Além disso, a análise de verbos derivados de "pôr", como "compor", "repor", "dispor", "propor" e "supor", reforça essa classificação. Todos eles mantêm a conjugação característica do verbo original, com variações apenas nos prefixos e conservando a terminação "-er" em sua forma infinitiva. Se "pôr" fosse da terceira conjugação, esperaríamos verbos derivados como "compir", "repir", "dispire" e assim por diante, o que claramente não ocorre.

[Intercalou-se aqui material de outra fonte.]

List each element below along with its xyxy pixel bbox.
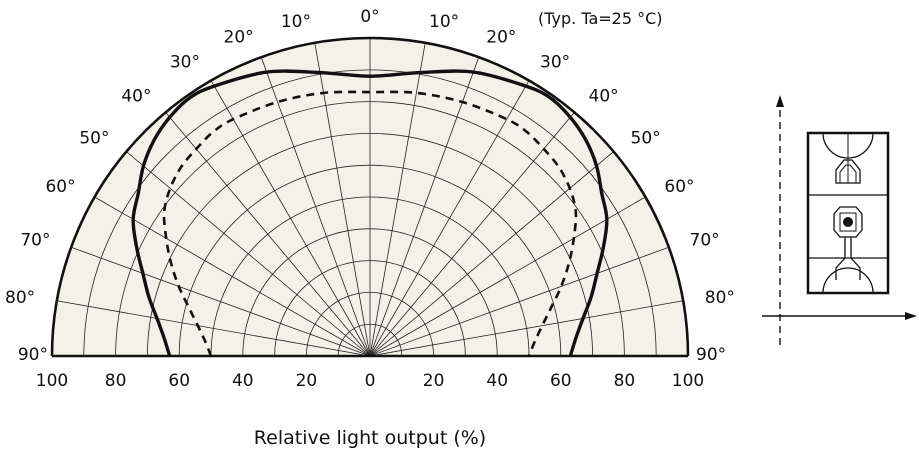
lead-bottom — [835, 237, 861, 280]
radial-tick-label: 100 — [672, 371, 704, 391]
radial-tick-label: 80 — [614, 371, 636, 391]
angle-label: 60° — [45, 177, 75, 197]
grid-spoke — [260, 57, 371, 357]
radial-tick-label: 20 — [423, 371, 445, 391]
radial-tick-label: 40 — [232, 371, 254, 391]
angle-label: 40° — [589, 87, 619, 107]
grid-spoke — [369, 151, 614, 357]
grid-spoke — [210, 80, 371, 357]
angle-label: 90° — [18, 345, 48, 365]
grid-spoke — [369, 112, 575, 357]
grid-spoke — [165, 112, 371, 357]
angle-label: 30° — [170, 53, 200, 73]
series-2-dashed-curve — [162, 90, 578, 357]
polar-grid — [50, 36, 690, 358]
angle-label: 50° — [631, 129, 661, 149]
angle-label: 50° — [79, 129, 109, 149]
grid-spoke — [369, 300, 684, 357]
radial-tick-label: 60 — [550, 371, 572, 391]
angle-label: 20° — [486, 28, 516, 48]
angle-label: 30° — [540, 53, 570, 73]
angle-label: 80° — [5, 288, 35, 308]
horizontal-arrowhead — [905, 312, 917, 320]
conditions-note: (Typ. Ta=25 °C) — [538, 9, 663, 28]
radial-tick-label: 40 — [486, 371, 508, 391]
grid-spoke — [71, 246, 371, 357]
grid-spoke — [314, 42, 371, 357]
angle-label: 90° — [696, 345, 726, 365]
radial-tick-label: 0 — [365, 371, 376, 391]
radial-tick-labels: 100 80 60 40 20 0 20 40 60 80 100 — [36, 371, 704, 391]
chip-dot — [843, 217, 853, 227]
angle-label: 10° — [281, 12, 311, 32]
grid-spoke — [56, 300, 371, 357]
angle-label: 80° — [705, 288, 735, 308]
series-1-solid-curve — [131, 69, 609, 357]
x-axis-label: Relative light output (%) — [254, 427, 486, 449]
radial-tick-label: 20 — [296, 371, 318, 391]
grid-spoke — [369, 57, 480, 357]
grid-spoke — [126, 151, 371, 357]
radial-tick-label: 80 — [105, 371, 127, 391]
angle-label: 60° — [664, 177, 694, 197]
angle-label: 70° — [690, 231, 720, 251]
chip-cup — [833, 206, 863, 238]
led-package-orientation-icon — [762, 95, 917, 345]
grid-spoke — [369, 196, 646, 357]
pad-bottom — [822, 267, 874, 294]
curves — [131, 69, 609, 357]
chip-die — [839, 212, 857, 232]
grid-spoke — [369, 42, 426, 357]
angle-labels: 90° 80° 70° 60° 50° 40° 30° 20° 10° 0° 10° 20° 30° 40… — [5, 7, 735, 365]
vertical-arrowhead — [776, 95, 784, 107]
outer-arc — [50, 36, 690, 357]
grid-spoke — [369, 80, 530, 357]
angle-label: 0° — [360, 7, 379, 27]
angle-label: 10° — [429, 12, 459, 32]
lead-top — [835, 159, 861, 184]
grid-spoke — [94, 196, 371, 357]
radial-tick-label: 100 — [36, 371, 68, 391]
angle-label: 70° — [20, 231, 50, 251]
angle-label: 20° — [224, 28, 254, 48]
grid-spoke — [369, 246, 669, 357]
radial-tick-label: 60 — [168, 371, 190, 391]
angle-label: 40° — [121, 87, 151, 107]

Portanto, a classificação do verbo "pôr" na segunda conjugação não se baseia simplesmente na sua terminação atual, mas sim em sua origem etimológica, representada pela forma arcaica "poer", e na conjugação de seus verbos derivados. Essa análise histórica e comparativa permite compreender a aparente exceção à regra geral de conjugação verbal e classificar "pôr" corretamente na segunda conjugação. A contração que resultou na forma atual mascarou a terminação original, mas não apagou sua essência etimológica e conjugacional.